There's no mystery surounding Brett Pill’s long, slow climb through the San Francisco Giants’ minor league system that culminated Thursday in his being called to the big league team struggling to find offense and stay in the National League West pennant race.
Pill is a 6-foot-4, 215-pound right-hand hitting first baseman who captured Giants’ fans’ imaginations this summer with 24 home runs and 104 RBIs at Class AAA Fresno. While the big club was in a free fall from the top of the NL West, thanks in large part to the most impotent offense in the league, Pill was hitting .310 with a .340 on-base percentage in Fresno.
While first baseman Aubrey Huff’s power numbers diminished and his average hovered around .245, Pill was slugging .531 in Class AAA ball with an .871 OPS. Giants’ fans wondered, loudly, why Pill remained in Fresno while San Francisco was falling to pieces, averaging fewer than 3 runs per game.
As mentioned, no great mystery surrounding why it the Giants until Aug. 31 to recall the most productive hitter in the Pacific Coast League. It turns out that PCL batting numbers are inflated to the point that every season produces a hitter or two or three in the league who have Class AAA stats that indicate certain big league stardom.
Giants’ fans might remember that outfielder John Bowker was chasing the PCL Triple Crown in 2010, but never produced consistently in numerous trips to the big leagues with San Francisco. The Giants organization views Pill’s bat the way they viewed Bowker’s bat and, they felt, there was no rush to call on Pill and no reason to expect him to hit anywhere near in the big leagues what he was hitting in the PCL.
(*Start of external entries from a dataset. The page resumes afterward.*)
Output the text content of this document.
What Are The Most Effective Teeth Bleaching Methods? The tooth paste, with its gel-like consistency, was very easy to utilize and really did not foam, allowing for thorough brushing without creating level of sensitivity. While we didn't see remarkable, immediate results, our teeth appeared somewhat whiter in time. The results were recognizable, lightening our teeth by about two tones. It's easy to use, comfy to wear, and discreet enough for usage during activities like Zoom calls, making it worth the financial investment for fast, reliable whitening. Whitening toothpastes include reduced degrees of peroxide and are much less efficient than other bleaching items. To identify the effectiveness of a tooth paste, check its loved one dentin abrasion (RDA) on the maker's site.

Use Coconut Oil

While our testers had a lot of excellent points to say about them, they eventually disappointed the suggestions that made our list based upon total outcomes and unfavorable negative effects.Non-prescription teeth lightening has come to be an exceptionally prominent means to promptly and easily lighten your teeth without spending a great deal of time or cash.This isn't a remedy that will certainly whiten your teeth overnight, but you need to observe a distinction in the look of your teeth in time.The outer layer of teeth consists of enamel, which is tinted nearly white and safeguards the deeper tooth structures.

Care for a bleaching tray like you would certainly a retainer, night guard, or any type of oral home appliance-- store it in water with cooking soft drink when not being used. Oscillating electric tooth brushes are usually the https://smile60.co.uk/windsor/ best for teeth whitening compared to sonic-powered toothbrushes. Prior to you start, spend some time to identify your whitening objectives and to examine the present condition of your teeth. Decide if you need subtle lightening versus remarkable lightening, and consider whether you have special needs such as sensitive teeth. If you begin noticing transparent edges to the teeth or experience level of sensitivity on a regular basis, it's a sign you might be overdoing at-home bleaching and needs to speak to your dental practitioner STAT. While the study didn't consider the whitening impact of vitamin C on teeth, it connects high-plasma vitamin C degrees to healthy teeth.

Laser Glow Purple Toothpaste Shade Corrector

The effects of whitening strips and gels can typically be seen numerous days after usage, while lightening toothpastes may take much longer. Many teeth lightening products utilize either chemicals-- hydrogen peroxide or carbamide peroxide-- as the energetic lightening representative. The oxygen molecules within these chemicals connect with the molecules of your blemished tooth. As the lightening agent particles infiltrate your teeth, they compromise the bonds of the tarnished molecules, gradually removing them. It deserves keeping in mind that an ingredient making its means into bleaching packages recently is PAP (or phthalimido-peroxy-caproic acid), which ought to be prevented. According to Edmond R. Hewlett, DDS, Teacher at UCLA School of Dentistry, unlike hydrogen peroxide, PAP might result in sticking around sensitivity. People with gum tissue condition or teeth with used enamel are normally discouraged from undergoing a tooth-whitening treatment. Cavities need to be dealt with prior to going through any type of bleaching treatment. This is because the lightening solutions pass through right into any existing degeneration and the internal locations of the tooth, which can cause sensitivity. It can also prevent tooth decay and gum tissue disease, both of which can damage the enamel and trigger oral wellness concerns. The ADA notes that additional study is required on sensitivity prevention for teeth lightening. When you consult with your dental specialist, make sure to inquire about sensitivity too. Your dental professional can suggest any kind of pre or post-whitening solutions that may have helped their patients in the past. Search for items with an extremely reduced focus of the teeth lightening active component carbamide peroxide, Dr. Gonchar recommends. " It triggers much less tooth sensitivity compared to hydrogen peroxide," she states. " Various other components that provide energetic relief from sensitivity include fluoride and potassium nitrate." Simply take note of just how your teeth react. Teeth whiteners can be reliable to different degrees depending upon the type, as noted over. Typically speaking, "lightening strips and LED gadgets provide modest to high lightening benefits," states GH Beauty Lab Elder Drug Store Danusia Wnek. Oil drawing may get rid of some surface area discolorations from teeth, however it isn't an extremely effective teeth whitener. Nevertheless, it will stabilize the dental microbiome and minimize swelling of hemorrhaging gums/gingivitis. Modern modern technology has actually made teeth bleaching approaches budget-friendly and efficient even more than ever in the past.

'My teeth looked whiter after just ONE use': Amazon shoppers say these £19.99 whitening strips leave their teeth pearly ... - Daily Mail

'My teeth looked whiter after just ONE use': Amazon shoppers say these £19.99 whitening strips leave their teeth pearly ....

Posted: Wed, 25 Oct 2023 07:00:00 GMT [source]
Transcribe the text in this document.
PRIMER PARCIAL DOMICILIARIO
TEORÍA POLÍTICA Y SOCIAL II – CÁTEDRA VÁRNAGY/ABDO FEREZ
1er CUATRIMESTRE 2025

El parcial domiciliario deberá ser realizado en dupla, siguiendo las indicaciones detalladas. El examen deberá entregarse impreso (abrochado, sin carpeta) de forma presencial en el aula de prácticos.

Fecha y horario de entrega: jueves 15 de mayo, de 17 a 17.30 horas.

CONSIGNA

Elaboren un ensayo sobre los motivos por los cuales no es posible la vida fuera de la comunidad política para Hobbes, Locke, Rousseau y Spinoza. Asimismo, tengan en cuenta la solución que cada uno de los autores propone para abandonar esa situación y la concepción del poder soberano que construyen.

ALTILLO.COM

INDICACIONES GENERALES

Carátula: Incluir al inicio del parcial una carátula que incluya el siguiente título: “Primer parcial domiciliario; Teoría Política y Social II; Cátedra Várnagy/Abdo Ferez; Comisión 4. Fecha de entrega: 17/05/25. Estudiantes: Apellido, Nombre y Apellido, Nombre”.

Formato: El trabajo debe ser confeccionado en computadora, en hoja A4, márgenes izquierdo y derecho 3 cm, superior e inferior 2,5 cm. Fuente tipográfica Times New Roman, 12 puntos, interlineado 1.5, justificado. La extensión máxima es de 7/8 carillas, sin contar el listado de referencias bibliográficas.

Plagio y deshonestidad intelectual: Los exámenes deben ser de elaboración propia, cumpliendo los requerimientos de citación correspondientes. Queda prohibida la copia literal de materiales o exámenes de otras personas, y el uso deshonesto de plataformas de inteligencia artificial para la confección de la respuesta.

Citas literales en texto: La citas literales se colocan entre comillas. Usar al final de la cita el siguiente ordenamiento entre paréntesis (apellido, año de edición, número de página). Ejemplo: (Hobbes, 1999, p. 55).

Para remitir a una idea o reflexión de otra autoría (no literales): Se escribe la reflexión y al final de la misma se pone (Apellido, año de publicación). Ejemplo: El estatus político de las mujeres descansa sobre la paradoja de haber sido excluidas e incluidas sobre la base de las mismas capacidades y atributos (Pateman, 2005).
Pill’s 27 years old. Players aren’t prospects at 27. Rather, they’re holding on to the hope that they can break through to the big leagues. Pill’s done that, at last. Then, they hope they can prove close to 30 that they do have the tools to succeed in the big leagues. Giants outfielder Nate Schierholtz seemed to be headed off the 40-man roster last spring after failing to hit consistently in San Francisco. This season, as he neared 30, Schierholtz became a productive hitter and a defensive force in the outfield.
Pill hopes to emulate Schierholtz’s success, as he inches toward age 30. If Pill can do that, the Giants will get some sort of boost from the first baseman down the stretch. If he turns out to be another Bowker or one of the dozens of PCL sluggers who lost longball power and points on their average once they left the Class AAA ball parks so friendly to hitters.
Pill is a first baseman. He has played a few games at third base, even played a bit at second base. The Giants tried to see if he had any versatility once Brandon Belt soared past Pill as the Giants first baseman of the future. (Belt was rushed to the major leagues this year because the club has struggled. He’s had MVP numbers in Fresno, yet has his batting average drooping near .200 in San Francisco.)
Pill has shown marked improvement in key areas this summer. His slugging percentage is up from .433 a year ago. His 36 doubles show he doesn’t need to hit home runs to help the decrepit Giants’ ois OPS and his OBP are up, too. He has cut down on his strikeouts every year since 2008 when he whiffed 85 times in Class A ball at San Jose. Pill struck out just 53 times in 516 at-bats in Fresno.
Pill doesn’t walk much, just 24 times this season in Class AAA. He won’t tear things up on the bases, though, with 31 steals in 735 minor league games.
The Giants just hope Pill can supply a spark with the bat. The organization might not consider him a true prospect, but Huff and the other veterans have performed so miserably that the club decided that Pill’s performance with the bat in Class AAA earned him a chance to show he can do better.
Unlike veteran outfielder Pat Burrell who was also added to the big league roster Thursday, Pill provides the Arizona Diamondbacks’ pitching staff a blank slate to work from. If Pill can take advantage of being an unknown commodity, with no big league scouting report available to pitchers, he can make a difference in the crucial, three-game series beginning Friday against Arizona.
The guess is that Pill will play first base against tough left-hand pitchers. Giants’ fans might want him to play first base, at least, against all rightys. He’ll pinch-hit, trying to improve on the bench performances of now departed Miguel Tejada and Aaron Rowand.
Pill hasn’t played the outfield in the minor leagues, or during a stellar collegiate career at Cal State Fullerton. It’s unlikely he’ll play any third or second, especially given that the club was hurt by defensive inadequacies as the losses began to mount.
There’s no mystery about why Pill stayed buried in the minor leagues for so long. There’s a long line of PCL sluggers ahead of him who failed in the big leagues. The Giants are, admittedly, desperate and looking for lightning in a bottle and … that’s why Pill finally got the call to San Francisco.
Fans who expect an eye-popping run-producer should consider Bowker’s story as they consider Pill’s potential contribution. However, even the bit of power Bowker supplied in his sporadic big league tenure with the Giants would be a welcome thing in San Francisco with the Diamondbacks due in town Friday.